Voci cattoliche autorevoli si sono levate a rimarcare che Ratzinger non aveva colpa di tali affermazioni, né esse avevano alcun legame con la decisione papale di revocare la scomunica al vescovo che le aveva pronunciate. Ma sul piano comunicativo il nesso tra le due cose scattava inesorabile. La notizia era ovunque la seguente: il papa assolve dalla scomunica il vescovo negazionista.

Ad alcuni è stato facile rinfacciare alle autorità vaticane di tacere troppo anche su un altro, ben più pericoloso negazionismo, quello pubblicamente propugnato dai capi dell’Iran. Nei quasi quattro anni di questo pontificato, in effetti, solo una volta, e con parole vaghe, in un testo vaticano ufficiale si è condannato il programma iraniano di cancellare Israele dalla faccia della terra.

Nessun silenzio, tuttavia, può essere rimproverato alla Santa Sede oggi, di fronte alla negazione della Shoah fatta dal vescovo lefebvriano Williamson.

Una prova è in questo articolo pubblicato con grande evidenza su « L’Osservatore Romano » del 26-27 gennaio. Ne è autore Anna Foa, docente di storia all’Università di Roma « La Sapienza », ebrea:

L’antisemitismo unico movente dei negazionisti

di Anna Foa

Il negazionismo della Shoah non è un’interpretazione storiografica, non è una corrente interpretativa dello sterminio degli ebrei perpetrato dal nazismo, non è una forma sia pur radicale di revisionismo storico, e con esso non deve essere confuso. Il negazionismo è menzogna che si copre del velo della storia, che prende un’apparenza scientifica, oggettiva, per coprire la sua vera origine, il suo vero movente: l’antisemitismo.

Un negazionista è anche antisemita. Ed è forse, in un mondo come quello occidentale in cui dichiararsi antisemiti non è tanto facile, l’unico antisemita chiaro e palese.

L’odio antiebraico è all’origine di questa negazione della Shoah che inizia fin dai primi anni del dopoguerra, riallacciandosi idealmente al progetto stesso dei nazisti, quando coprivano le tracce dei campi di sterminio, ne radevano al suolo le camere a gas, e schernivano i deportati dicendo loro che se anche fossero riusciti a sopravvivere nessuno al mondo li avrebbe creduti.

Il negazionismo attraversa gli schieramenti politici, non è solo legato all’estrema destra nazista, ma raccoglie tendenze diverse: il pacifismo più estremo, l’antiamericanismo, l’ostilità alla modernità.

Esso nasce in Francia alla fine degli anni Quaranta a opera di due personaggi, Maurice Bardèche e Paul Rassinier, l’uno fascista dichiarato, l’altro comunista.
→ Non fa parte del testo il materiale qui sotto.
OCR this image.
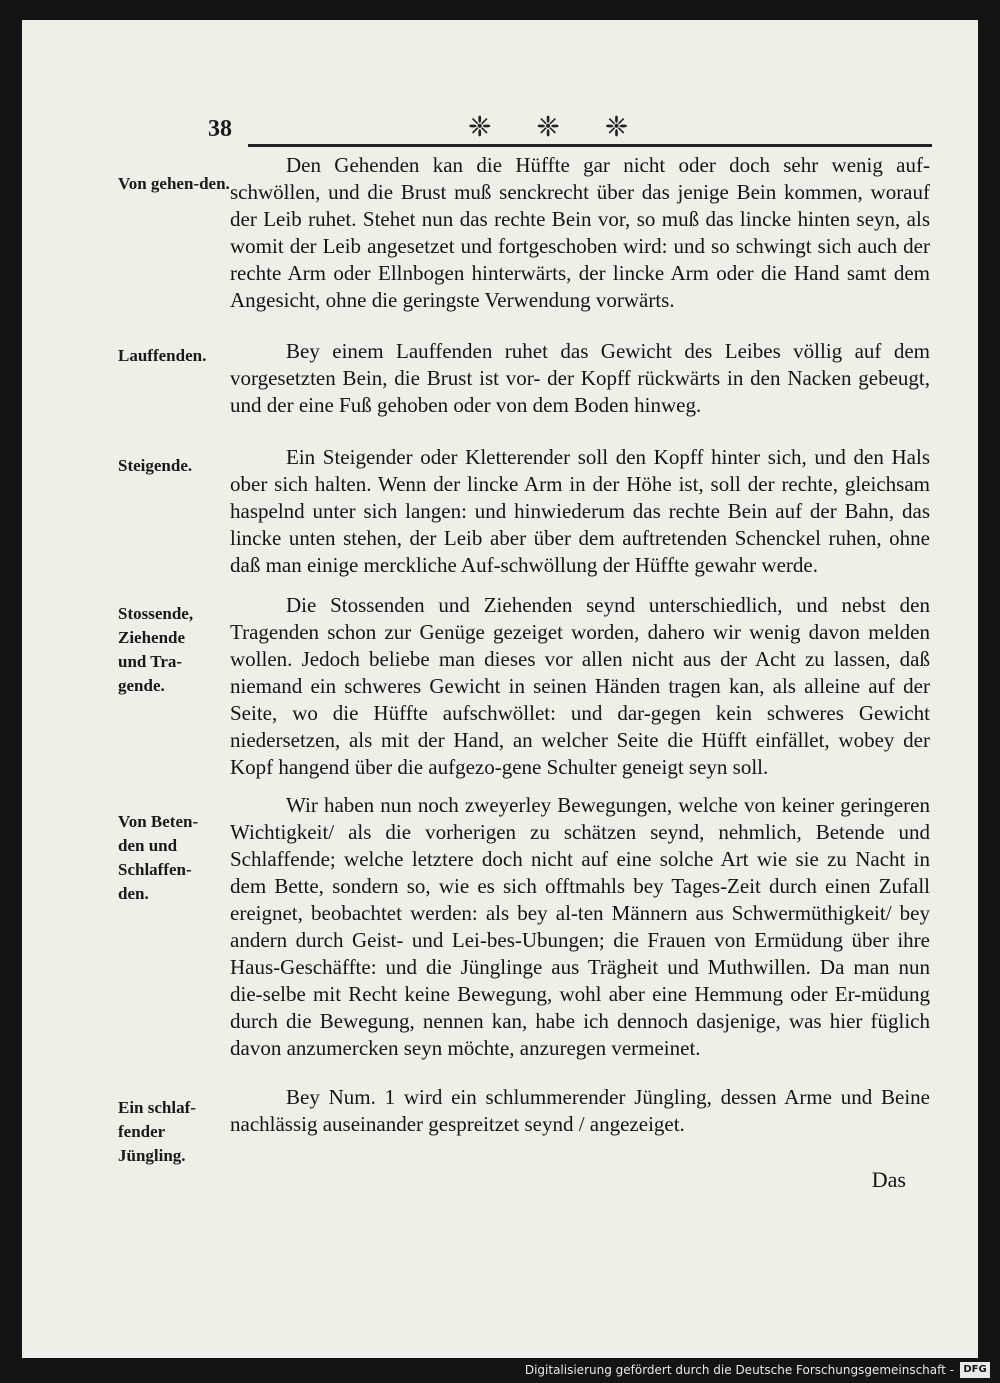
38	❈ ❈ ❈
Von gehen-den.
Lauffenden.
Steigende.
Stossende, Ziehende und Tra-gende.
Von Beten-den und Schlaffen-den.
Ein schlaf-fender Jüngling.

Den Gehenden kan die Hüffte gar nicht oder doch sehr wenig auf-schwöllen, und die Brust muß senckrecht über das jenige Bein kommen, worauf der Leib ruhet. Stehet nun das rechte Bein vor, so muß das lincke hinten seyn, als womit der Leib angesetzet und fortgeschoben wird: und so schwingt sich auch der rechte Arm oder Ellnbogen hinterwärts, der lincke Arm oder die Hand samt dem Angesicht, ohne die geringste Verwendung vorwärts.

Bey einem Lauffenden ruhet das Gewicht des Leibes völlig auf dem vorgesetzten Bein, die Brust ist vor- der Kopff rückwärts in den Nacken gebeugt, und der eine Fuß gehoben oder von dem Boden hinweg.

Ein Steigender oder Kletterender soll den Kopff hinter sich, und den Hals ober sich halten. Wenn der lincke Arm in der Höhe ist, soll der rechte, gleichsam haspelnd unter sich langen: und hinwiederum das rechte Bein auf der Bahn, das lincke unten stehen, der Leib aber über dem auftretenden Schenckel ruhen, ohne daß man einige merckliche Auf-schwöllung der Hüffte gewahr werde.

Die Stossenden und Ziehenden seynd unterschiedlich, und nebst den Tragenden schon zur Genüge gezeiget worden, dahero wir wenig davon melden wollen. Jedoch beliebe man dieses vor allen nicht aus der Acht zu lassen, daß niemand ein schweres Gewicht in seinen Händen tragen kan, als alleine auf der Seite, wo die Hüffte aufschwöllet: und dar-gegen kein schweres Gewicht niedersetzen, als mit der Hand, an welcher Seite die Hüfft einfället, wobey der Kopf hangend über die aufgezo-gene Schulter geneigt seyn soll.

Wir haben nun noch zweyerley Bewegungen, welche von keiner geringeren Wichtigkeit/ als die vorherigen zu schätzen seynd, nehmlich, Betende und Schlaffende; welche letztere doch nicht auf eine solche Art wie sie zu Nacht in dem Bette, sondern so, wie es sich offtmahls bey Tages-Zeit durch einen Zufall ereignet, beobachtet werden: als bey al-ten Männern aus Schwermüthigkeit/ bey andern durch Geist- und Lei-bes-Ubungen; die Frauen von Ermüdung über ihre Haus-Geschäffte: und die Jünglinge aus Trägheit und Muthwillen. Da man nun die-selbe mit Recht keine Bewegung, wohl aber eine Hemmung oder Er-müdung durch die Bewegung, nennen kan, habe ich dennoch dasjenige, was hier füglich davon anzumercken seyn möchte, anzuregen vermeinet.

Bey Num. 1 wird ein schlummerender Jüngling, dessen Arme und Beine nachlässig auseinander gespreitzet seynd / angezeiget.

Das
Digitalisierung gefördert durch die Deutsche Forschungsgemeinschaft - DFG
Dopo di allora, si sviluppa largamente, e i suoi sostenitori più noti sono il francese Robert Faurisson e l’inglese David Irving, nessuno dei due storico di professione.

I negazionisti sviluppano dei procedimenti assolutamente fuori dal comune nella loro negazione della realtà storica. Innanzitutto, considerano tutte le fonti ebraiche di qualunque genere inattendibili e menzognere. Tolte così di mezzo una buona parte dei testimoni, tutta la memorialistica espressa dai sopravvissuti ebrei e la storiografia opera di storici ebrei o presunti tali, i negazionisti si accingono a demolire il resto delle testimonianze, delle prove, dei documenti.
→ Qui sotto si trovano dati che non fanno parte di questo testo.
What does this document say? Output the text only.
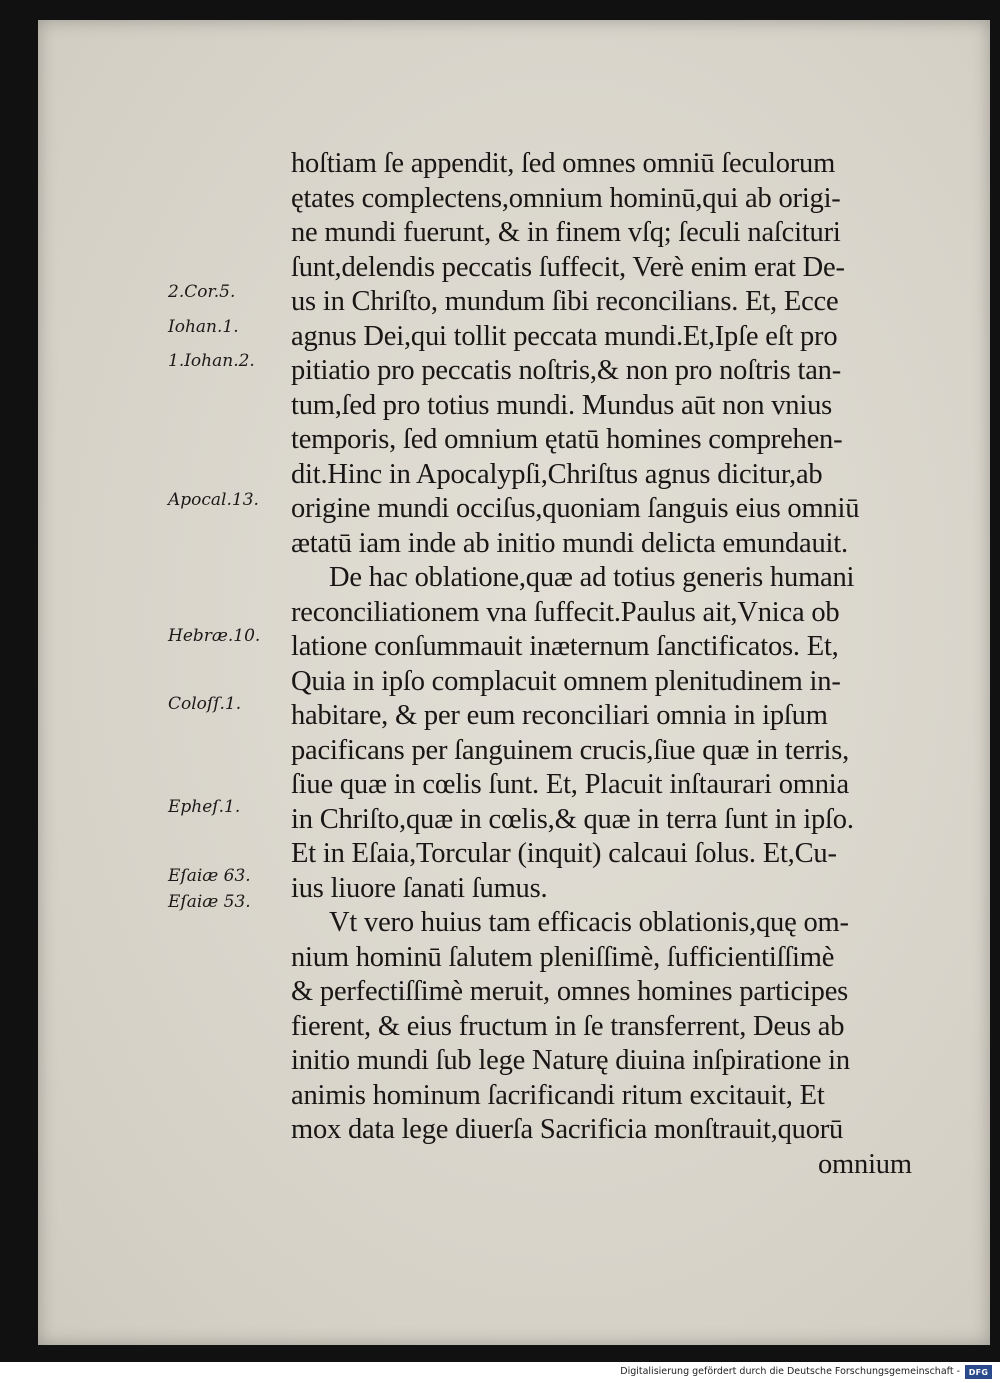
2.Cor.5.
Iohan.1.
1.Iohan.2.
Apocal.13.
Hebræ.10.
Coloſſ.1.
Epheſ.1.
Eſaiæ 63.
Eſaiæ 53.
hoſtiam ſe appendit, ſed omnes omniū ſeculorum
ętates complectens,omnium hominū,qui ab origi-
ne mundi fuerunt, & in finem vſq; ſeculi naſcituri
ſunt,delendis peccatis ſuffecit, Verè enim erat De-
us in Chriſto, mundum ſibi reconcilians. Et, Ecce
agnus Dei,qui tollit peccata mundi.Et,Ipſe eſt pro
pitiatio pro peccatis noſtris,& non pro noſtris tan-
tum,ſed pro totius mundi. Mundus aūt non vnius
temporis, ſed omnium ętatū homines comprehen-
dit.Hinc in Apocalypſi,Chriſtus agnus dicitur,ab
origine mundi occiſus,quoniam ſanguis eius omniū
ætatū iam inde ab initio mundi delicta emundauit.
De hac oblatione,quæ ad totius generis humani
reconciliationem vna ſuffecit.Paulus ait,Vnica ob
latione conſummauit inæternum ſanctificatos. Et,
Quia in ipſo complacuit omnem plenitudinem in-
habitare, & per eum reconciliari omnia in ipſum
pacificans per ſanguinem crucis,ſiue quæ in terris,
ſiue quæ in cœlis ſunt. Et, Placuit inſtaurari omnia
in Chriſto,quæ in cœlis,& quæ in terra ſunt in ipſo.
Et in Eſaia,Torcular (inquit) calcaui ſolus. Et,Cu-
ius liuore ſanati ſumus.
Vt vero huius tam efficacis oblationis,quę om-
nium hominū ſalutem pleniſſimè, ſufficientiſſimè
& perfectiſſimè meruit, omnes homines participes
fierent, & eius fructum in ſe transferrent, Deus ab
initio mundi ſub lege Naturę diuina inſpiratione in
animis hominum ſacrificandi ritum excitauit, Et
mox data lege diuerſa Sacrificia monſtrauit,quorū
omnium
Digitalisierung gefördert durch die Deutsche Forschungsgemeinschaft -	DFG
Tutto ciò che è posteriore alla sconfitta del nazismo è per loro inaffidabile perché appartiene alla « verità dei vincitori ». La storia della Shoah l’hanno fatta i vincitori, continuano instancabilmente a ripetere, mettendo in dubbio tutto quello che è emerso in sede giudiziaria, dal processo di Norimberga in poi: frutto di pressioni, torture, violenze.

Resta però ancora una parte di documentazione da confutare, quella di parte nazista che precede il 1945. Qui, i negazionisti hanno scoperto che nessuna affermazione scritta dai nazisti dopo il 1943 può dichiararsi veritiera, perché a quell’epoca i nazisti cominciavano a perdere la guerra e avrebbero potuto fare affermazioni volte a compiacere i futuri vincitori. « Et voilà », il gioco è fatto: la Shoah non esiste!

Il negazionismo si applica in particolare a dimostrare l’inesistenza delle camere a gas, attraverso complessi ragionamenti tecnici: non avrebbero potuto funzionare, avrebbero avuto bisogno di ciminiere altissime e via discorrendo. È questa la tesi che ha dotato di notorietà uno pseudo-ingegnere, Fred Leuchter, e che domina nei siti negazionisti di internet.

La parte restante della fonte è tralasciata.